Influenciador promove gincana para humilhar os pobres: como chegamos a esse ponto? Por Nathalí

Atualizado em 18 de outubro de 2023 às 18:26
O influencer Junior Paixão e uma das participantes do jogo. Foto: reprodução

O influenciador Júnior Paixão, conhecido por promover jogos com crianças tendo como prêmio comida e por polêmicas familiares como, por exemplo, deixar a própria mãe na sarjeta, está sendo criticado nas redes sociais após promover uma gincana para as pessoas mais pobres ganharem comida.

A proposta da “brincadeira” é fazer com que os competidores lancem uma bola tentando acertar um cesto que os conduz direto aos prêmios (pasmem, dois litros de óleo, dois quilos de arroz e dois pacotes de café).

As pessoas, que preferem, por óbvio, qualquer humilhação à completa miséria, aderem à gincana na esperança de não dormirem com fome.

Luciano Huck tá diferente: o apresentador, conhecido por expor pobres ao ridículo antes de dar-lhes uma esmola, aparentemente tem feito escola.

Que é perverso, sórdido e absurdo humilhar pessoas necessitadas e chamar isso de entretenimento nós já sabemos: aprendemos nos tantos anos de espetacularização da pobreza no programa de Luciano Huck.

Mas, no caso de Júnior Paixão, a coisa é ainda mais abjeta: esse influenciador, que hoje tem uma vida confortável graças ao que ganha na internet, poderia estar no lugar das pessoas que se rendem à sua humilhação por dois quilos de arroz.

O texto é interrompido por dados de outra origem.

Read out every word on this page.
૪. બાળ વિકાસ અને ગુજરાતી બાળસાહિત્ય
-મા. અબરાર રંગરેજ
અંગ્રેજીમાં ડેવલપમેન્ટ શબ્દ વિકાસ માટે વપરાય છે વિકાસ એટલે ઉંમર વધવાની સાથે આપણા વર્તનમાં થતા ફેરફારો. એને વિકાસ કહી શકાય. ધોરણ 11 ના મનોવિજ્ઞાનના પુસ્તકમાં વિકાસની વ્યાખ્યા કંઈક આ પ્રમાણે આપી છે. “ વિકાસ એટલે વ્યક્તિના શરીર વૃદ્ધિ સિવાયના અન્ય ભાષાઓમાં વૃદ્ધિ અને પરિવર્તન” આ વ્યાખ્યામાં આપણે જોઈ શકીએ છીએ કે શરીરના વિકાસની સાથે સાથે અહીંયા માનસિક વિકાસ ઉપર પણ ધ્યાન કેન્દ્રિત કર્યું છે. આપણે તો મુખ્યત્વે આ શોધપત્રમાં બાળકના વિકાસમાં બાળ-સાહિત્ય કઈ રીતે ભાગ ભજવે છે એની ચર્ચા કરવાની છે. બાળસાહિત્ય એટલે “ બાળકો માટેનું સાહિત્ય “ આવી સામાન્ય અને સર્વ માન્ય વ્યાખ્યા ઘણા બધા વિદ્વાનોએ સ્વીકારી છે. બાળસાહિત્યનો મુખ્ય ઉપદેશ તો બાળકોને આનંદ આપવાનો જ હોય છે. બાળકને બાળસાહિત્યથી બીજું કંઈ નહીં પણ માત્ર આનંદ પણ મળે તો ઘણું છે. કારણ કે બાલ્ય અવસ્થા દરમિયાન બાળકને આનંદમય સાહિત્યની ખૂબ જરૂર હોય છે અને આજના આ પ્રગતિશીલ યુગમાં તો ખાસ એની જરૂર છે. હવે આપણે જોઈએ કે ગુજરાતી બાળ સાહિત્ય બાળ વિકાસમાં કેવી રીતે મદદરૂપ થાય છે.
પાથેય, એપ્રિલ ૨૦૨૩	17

Impossível não recorrer ao clichê freireano: “Quando a educação não é libertadora, o sonho do oprimido é se tornar opressor.”

Para além de uma educação não libertadora – ou mesmo da falta de qualquer educação -, Júnior Paixão mostra mais do que a vontade de simplesmente oprimir: revela também uma completa ignorância acerca de sua própria classe social.

Pobre humilhando pobre: nada poderia ser tão conveniente ao capitalismo, e graças a gente podre como esse influenciador, tem se tornado o novo normal.

E o pior disso tudo é que a atitude sórdida do influenciador dividiu opiniões: enquanto alguns criticam – boquiabertos, como eu me encontro neste exato momento – a gincana, outros a enxergam como “uma forma lúdica de ajudar aos mais pobres”.

Lúdica meu ovário! Desde quando humilhar pobre pra ganhar like na internet é lúdico? Existem outros adjetivos pra isso, mas me parece que já usei os principais.

Em um país em que a fome ainda assola milhões de pessoas, ver um homem negro, pobre premium e periférico humilhando seus próprios pares para chamar a atenção chega a ser aterrador.

A fome mata. A fome dói. Qualquer um que não se sensibilize com outros seres humanos que não conseguem o básico – que é se alimentar – é digno de desprezo.

O escárnio desse influenciador aos mais pobres, que deveria considerar sua comunidade e rede de apoio, é obsceno, e só nos revela, uma vez mais, que as redes sociais estão, a cada dia, conseguindo arrancar o pior das pessoas.

Tem mais é que ser cancelado, sim. Fome não é espetáculo.